Özgür Özel sözlerine şöyle devam etti:
Bu ülkede herkes farklı renklere, farklı görüşlere sahip olabilir ama ortak katların en küçüğü adalet. Bu yüzden ortak bölenlerin en büyüğü olan saray rejimine karşı adaletle birlikte olduk. Hayır bir daha bir araya gelebilir mi sorusunu sorulamaz hale getirdi. Hayır bir araya geldi. Ve çoğalabilir mi? sorusu vardı. Çoğaldığı görüldü. Hem partimizin, hem AKP’nin yaptırdığı tüm anketlerde evet diyen her üç kişiden birinin dahi bu yürüyüşe sempati duyduğu ortada. Bu son derece önemli bir veri. Hal böyle olunca bu sefer Adalet Yürüyüşü’nden sonra, adalet yollarda aranmaz diye bir söylem geliştirdiler. Biraz önce de söylediğim gibi ortak bölenlerin en büyüğü olarak ülkeyi yönetene karşı, ortak katların en küçüğünü savunanlarız biz. Biz çoğuluz, çünkü ortak katların en küçüğüyüz ve birsürüyüz biz.

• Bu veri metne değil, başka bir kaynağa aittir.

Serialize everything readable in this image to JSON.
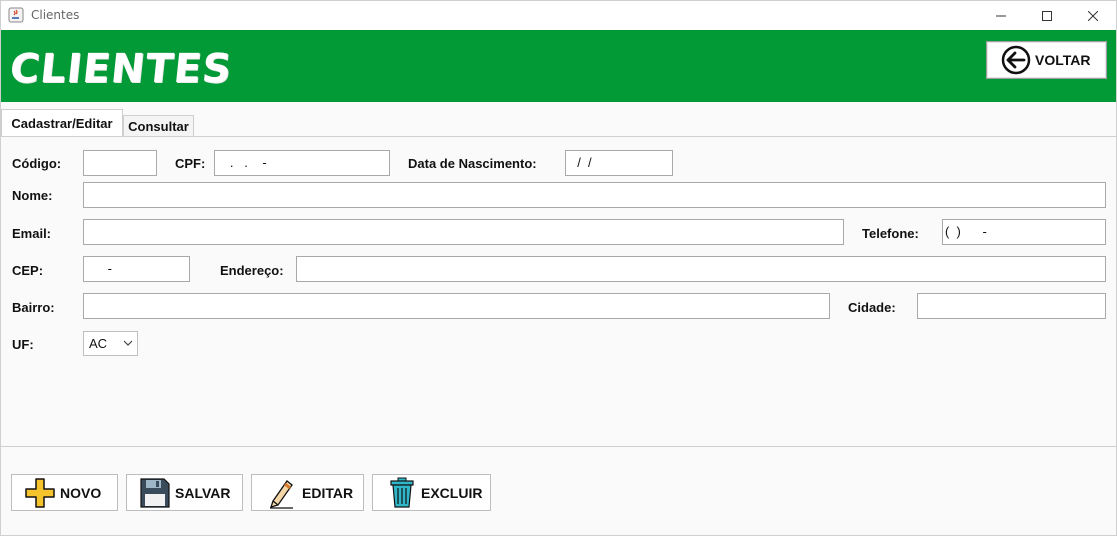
{
  "window": {
    "title": "Clientes"
  },
  "header": {
    "title": "CLIENTES",
    "back_label": "VOLTAR",
    "bg_color": "#029a37"
  },
  "tabs": [
    {
      "label": "Cadastrar/Editar"
    },
    {
      "label": "Consultar"
    }
  ],
  "form": {
    "codigo": {
      "label": "Código:",
      "value": ""
    },
    "cpf": {
      "label": "CPF:",
      "value": "   .   .    -"
    },
    "nascimento": {
      "label": "Data de Nascimento:",
      "value": "  /  /"
    },
    "nome": {
      "label": "Nome:",
      "value": ""
    },
    "email": {
      "label": "Email:",
      "value": ""
    },
    "telefone": {
      "label": "Telefone:",
      "value": "(  )      -"
    },
    "cep": {
      "label": "CEP:",
      "value": "      -"
    },
    "endereco": {
      "label": "Endereço:",
      "value": ""
    },
    "bairro": {
      "label": "Bairro:",
      "value": ""
    },
    "cidade": {
      "label": "Cidade:",
      "value": ""
    },
    "uf": {
      "label": "UF:",
      "value": "AC"
    }
  },
  "actions": {
    "novo": "NOVO",
    "salvar": "SALVAR",
    "editar": "EDITAR",
    "excluir": "EXCLUIR"
  },
  "icons": {
    "app": "java-cup-icon",
    "back": "arrow-left-circle-icon",
    "novo": "plus-icon",
    "salvar": "floppy-disk-icon",
    "editar": "pencil-icon",
    "excluir": "trash-icon"
  }
}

“ADALET YOLLARDA ARANMAZSA KURULTAYDA ARANIR”
Adalet Yürüyüşü yapıldıktan sonra bu sefer yürüdünüzde ne oldu veya adalet yollarda aranmaz diyenlere, yollarda aranmazsa kurultayda aranır diyoruz. Yürüdükte ne oldu? Öncelikle ne için yürüdük? Yürümemizi gerektirecek sebepler neler? Bunu ortadan kaldırmak için nasıl mücadele etmeliyizi konuşacağımız bir kurultay düzenledik. 4 günde 8 tane ana panel var, 5 bini aşkın kişinin izledği. Sizinde şaitlik ettiğiniz toplam 70’e yakın çalıştay yapılacak. Şuanda mesela 6 tanesi yapılıyor ve konusunun uzmanı, Türkiye’de belki o konuda en kolay söz söyleyebilecek 10 kişi tartışıyor. Dinleyiciler dinliyorlar ve katkı sağlıyorlar. Şuanda mesela bir yerde ‘Bitkisel üretimde adalet’ konuşuluyor. Çiftçinin, üzümcünün, fındıkçının, çay üreticisinin sorunları konuşuluyor. Üretici derdini anlatıyor burada. Bir yandan ‘Mülteci çalıştayı’ var. Bir başka yerde kadınlar ‘kadına adalet’i konusuyorlar. Bittiğinde toplamda 700’den fazla konuşmacının konuşmuş olacak ve belki 10 bine yakın sorun yanıtlanacak.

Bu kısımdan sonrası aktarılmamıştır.